Meenakshi Shedde: Tubelight - desperate measures
I am a big fan of Kabir Khan. There's a lot to admire in his films - as well as his politics - including in Kabul Express, Ek Tha Tiger and Bajrangi Bhaijaan, even if they are not perfect films. But, my favourite remains The Forgotten Army (1999), his outstanding documentary on the Indian National Army.
Kabir Khan's Tubelight is about two inseparable brothers Laxman Singh Bisht (Salman Khan, dim-witted) and Bharat (Sohail Khan), and whether, when Sohail joins the army to fight in the Indo-China war of 1962, Salman's unshakeable faith that his brother will return, is redeemed. Along the way, Salman discovers that the “enemy”, Indians of Chinese descent - Liling (Chinese actress Zhu Zhu) and her son Guo (the adorable Arunachali boy Matin Rey Tangu) - are friendly People Like Us.
The trouble is, the screenplay tries to weave too many unrelated strands into a single plait, so the film falls between multiple stools. The film is an official adaptation of the American movie Little Boy, about an eight-year-old realising the futility of war, here played by Salman. Tubelight is actually an Indian bhai-bhai love story of two brothers that squeezes in a Hindi-Chini bhai bhai philosophy. It also comments on how faith moves mountains, on the wisdom of fools; on how minorities, including Muslims and Indians from the North East, are being savaged and humiliated in India; on Gandhian principles of making friends with the enemy. Upar se, he is also determined to tap the Chinese market by casting Chinese star Zhu Zhu. Releasing on Eid weekend, this is a Salman fan-pleaser about the innocent man-boy-star who can do no wrong - never mind his real-life involvement in court cases concerning the killing of a homeless man and endangered black bucks. But, the rest may be underwhelmed.
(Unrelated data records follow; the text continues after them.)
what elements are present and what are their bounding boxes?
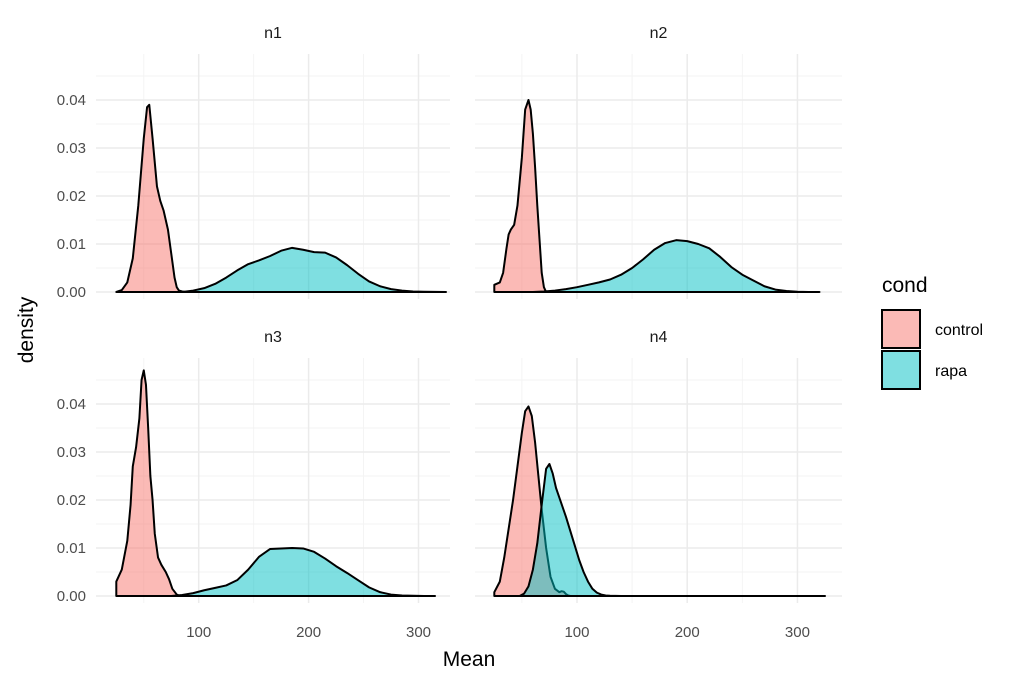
facet-label: n1 [264,25,282,42]
facet-label: n3 [264,329,282,346]
legend: cond control rapa [881,274,983,390]
legend-key-control [881,309,921,349]
x-tick-label: 300 [406,624,431,641]
facet-panel-n3: n3 0.00 0.01 0.02 0.03 0.04 100 200 300 [57,329,450,641]
x-axis-title: Mean [443,648,496,671]
y-tick-label: 0.01 [57,236,86,253]
y-tick-label: 0.02 [57,492,86,509]
density-area-rapa [170,547,437,597]
y-tick-label: 0.03 [57,444,86,461]
facet-panel-n2: n2 [475,25,842,299]
y-axis-title: density [15,296,38,363]
density-area-control [493,99,548,293]
facet-label: n2 [650,25,668,42]
y-tick-label: 0.04 [57,396,86,413]
facet-label: n4 [650,329,668,346]
x-tick-label: 100 [186,624,211,641]
x-tick-label: 200 [675,624,700,641]
density-area-rapa [518,463,826,597]
legend-key-rapa [881,350,921,390]
density-area-control [115,369,182,597]
legend-title: cond [882,274,928,297]
density-area-rapa [531,239,821,293]
y-tick-label: 0.01 [57,540,86,557]
y-tick-label: 0.00 [57,284,86,301]
y-tick-label: 0.02 [57,188,86,205]
facet-panels: n1 0.00 0.01 0.02 0.03 0.04 n2 n3 0.00 0.01 0.02 0.… [57,25,842,641]
density-area-rapa [181,246,447,293]
facet-panel-n4: n4 100 200 300 [475,329,842,641]
density-area-control [115,103,187,293]
y-tick-label: 0.03 [57,140,86,157]
legend-label-control: control [935,322,983,339]
y-tick-label: 0.04 [57,92,86,109]
legend-label-rapa: rapa [935,363,967,380]
y-tick-label: 0.00 [57,588,86,605]
x-tick-label: 300 [785,624,810,641]
facet-panel-n1: n1 0.00 0.01 0.02 0.03 0.04 [57,25,450,301]
x-tick-label: 100 [564,624,589,641]
x-tick-label: 200 [296,624,321,641]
Khan uses a familiar trick: when Chinese directors cannot openly comment on current events, they try to deflect censors by placing their films in a period setting, here 1962. Also, you sense that Khan really wants to comment on how horrifically the Indian majority treats minorities, including Muslims, but rather than the volatile Indo-Pak border, he moves his story east to the Indo-Chinese border, where it sits unconvincingly. He makes important points about how badly we treat Indians from the North East too, but his story prefers to make them “Indians of Chinese descent”. But all these political comments come wrapped in broad comedy. It also uses another familiar trope, of fools delivering pearls of wisdom, as we saw in My Name is Khan, Forrest Gump and more.
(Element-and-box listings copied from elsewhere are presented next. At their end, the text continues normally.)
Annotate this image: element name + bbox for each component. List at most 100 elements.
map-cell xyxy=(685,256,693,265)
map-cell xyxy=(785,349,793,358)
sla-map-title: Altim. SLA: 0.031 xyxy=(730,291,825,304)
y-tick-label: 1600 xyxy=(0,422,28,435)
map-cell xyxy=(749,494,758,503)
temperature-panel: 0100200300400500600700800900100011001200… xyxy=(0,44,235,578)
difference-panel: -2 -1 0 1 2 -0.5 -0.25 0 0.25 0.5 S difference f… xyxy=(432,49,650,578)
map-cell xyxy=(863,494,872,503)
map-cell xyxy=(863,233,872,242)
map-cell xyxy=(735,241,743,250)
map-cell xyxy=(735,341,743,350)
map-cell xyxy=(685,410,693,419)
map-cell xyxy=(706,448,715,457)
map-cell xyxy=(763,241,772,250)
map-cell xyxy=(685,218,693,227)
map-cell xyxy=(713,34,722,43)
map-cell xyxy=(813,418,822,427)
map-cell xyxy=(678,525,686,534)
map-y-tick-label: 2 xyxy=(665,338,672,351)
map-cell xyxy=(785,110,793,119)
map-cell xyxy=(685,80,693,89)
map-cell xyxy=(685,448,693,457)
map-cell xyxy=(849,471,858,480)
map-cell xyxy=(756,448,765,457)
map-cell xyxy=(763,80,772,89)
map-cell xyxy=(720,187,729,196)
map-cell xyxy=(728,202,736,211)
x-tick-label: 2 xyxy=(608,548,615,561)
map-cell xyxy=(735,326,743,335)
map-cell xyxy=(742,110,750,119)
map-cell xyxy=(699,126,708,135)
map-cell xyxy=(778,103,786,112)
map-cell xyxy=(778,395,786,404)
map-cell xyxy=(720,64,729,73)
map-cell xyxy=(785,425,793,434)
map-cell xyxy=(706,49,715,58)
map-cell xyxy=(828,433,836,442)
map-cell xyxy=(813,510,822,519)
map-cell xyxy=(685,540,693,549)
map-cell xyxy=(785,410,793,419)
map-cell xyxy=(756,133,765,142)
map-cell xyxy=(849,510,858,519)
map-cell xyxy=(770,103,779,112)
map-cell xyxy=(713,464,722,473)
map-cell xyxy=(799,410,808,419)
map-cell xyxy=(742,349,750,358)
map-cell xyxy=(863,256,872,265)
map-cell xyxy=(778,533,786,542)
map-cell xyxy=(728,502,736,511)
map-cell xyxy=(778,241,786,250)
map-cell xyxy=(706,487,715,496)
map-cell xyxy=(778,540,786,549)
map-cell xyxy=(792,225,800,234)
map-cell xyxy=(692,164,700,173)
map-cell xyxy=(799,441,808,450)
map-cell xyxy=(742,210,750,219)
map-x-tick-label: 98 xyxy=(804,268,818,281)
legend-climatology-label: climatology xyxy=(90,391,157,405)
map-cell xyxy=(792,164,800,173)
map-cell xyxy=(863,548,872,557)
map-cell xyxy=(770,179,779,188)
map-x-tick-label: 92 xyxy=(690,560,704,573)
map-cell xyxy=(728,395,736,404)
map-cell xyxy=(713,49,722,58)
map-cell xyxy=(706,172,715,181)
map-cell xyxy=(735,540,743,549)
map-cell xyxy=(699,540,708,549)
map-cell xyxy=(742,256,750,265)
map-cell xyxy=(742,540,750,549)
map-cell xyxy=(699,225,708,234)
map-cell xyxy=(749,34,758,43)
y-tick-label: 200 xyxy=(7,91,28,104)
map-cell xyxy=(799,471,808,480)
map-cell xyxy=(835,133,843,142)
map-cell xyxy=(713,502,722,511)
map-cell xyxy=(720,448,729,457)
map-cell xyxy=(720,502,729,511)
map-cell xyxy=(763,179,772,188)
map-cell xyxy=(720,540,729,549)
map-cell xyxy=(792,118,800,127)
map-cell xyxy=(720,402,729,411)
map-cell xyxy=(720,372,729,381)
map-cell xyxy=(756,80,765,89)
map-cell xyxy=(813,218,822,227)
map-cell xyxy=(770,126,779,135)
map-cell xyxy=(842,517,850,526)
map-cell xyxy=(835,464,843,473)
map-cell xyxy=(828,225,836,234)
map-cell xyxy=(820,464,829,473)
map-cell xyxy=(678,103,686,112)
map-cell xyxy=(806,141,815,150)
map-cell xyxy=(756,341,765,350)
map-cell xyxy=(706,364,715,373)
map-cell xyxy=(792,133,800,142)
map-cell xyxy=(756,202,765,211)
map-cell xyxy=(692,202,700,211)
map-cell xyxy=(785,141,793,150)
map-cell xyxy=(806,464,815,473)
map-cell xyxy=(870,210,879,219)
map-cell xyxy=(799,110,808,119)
Tubelight is not the first Indo-Chinese themed film with complicated politics. V Shantaram's Dr Kotnis ki Amar Kahani (1946), is a fascinating film based on the real-life story of an Indian doctor who served in China during the Japanese invasion of China in World War II. Its Hindi-Chini bhai-bhai was propelled not so much by any love of the average 'Hindi' for the 'Chini,' but the film got scarce raw stock from the British as a "war effort" film against the Axis powers.
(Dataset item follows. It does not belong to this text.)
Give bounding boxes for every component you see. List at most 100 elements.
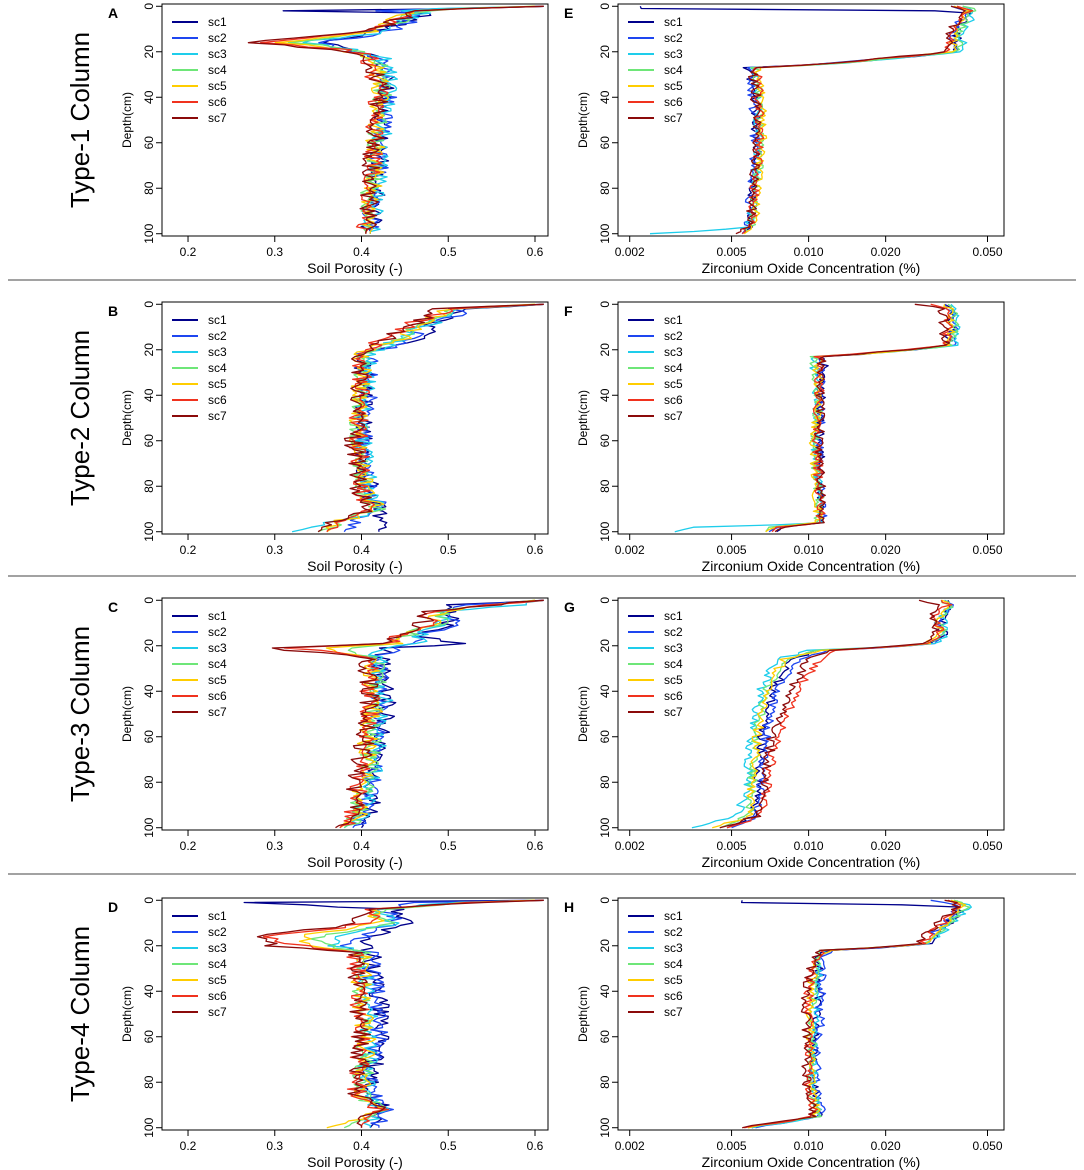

Khan's Bajrangi Bhaijaan was a marvellously entertaining take on Hindu-Muslim/Indo-Pak amity, in which a hardcore Hindu hero discovers his humanity and restores a lost girl to her family in Pakistan, never mind the saccharine. Khan's preoccupation with this familiar theme continues in Tubelight. But, at 51, Salman struggles so hard to play the innocent man-boy, you feel bad for him. By contrast, Zhu Zhu is poised, while Matin Rey Tangu often steals the show. Aseem Mishra's cinematography is top notch, although the editing by Rameshwar Bhagat could have been tighter. The film has wall-to-wall music by Julius Packiam, but some of Pritam's songs include lovely folk music.
As a mirror and a response to the majoritarian oppression of minorities, Tubelight is a measure of the desperate fare we can get when a conscientious filmmaker makes a political mainstream film. And when a regressive censor board snips out anything progressive or politically inconvenient. Of course, Iranian cinema turns out jewels working with similar restrictions, so there is no excuse for bad cinema. Tubelight is a disappointing film from the gifted Kabir Khan. Why else would he name his goody-goody brothers in an Indo-China story after characters in the Ramayana - Laxman and Bharat - other than to appease right-wing censors?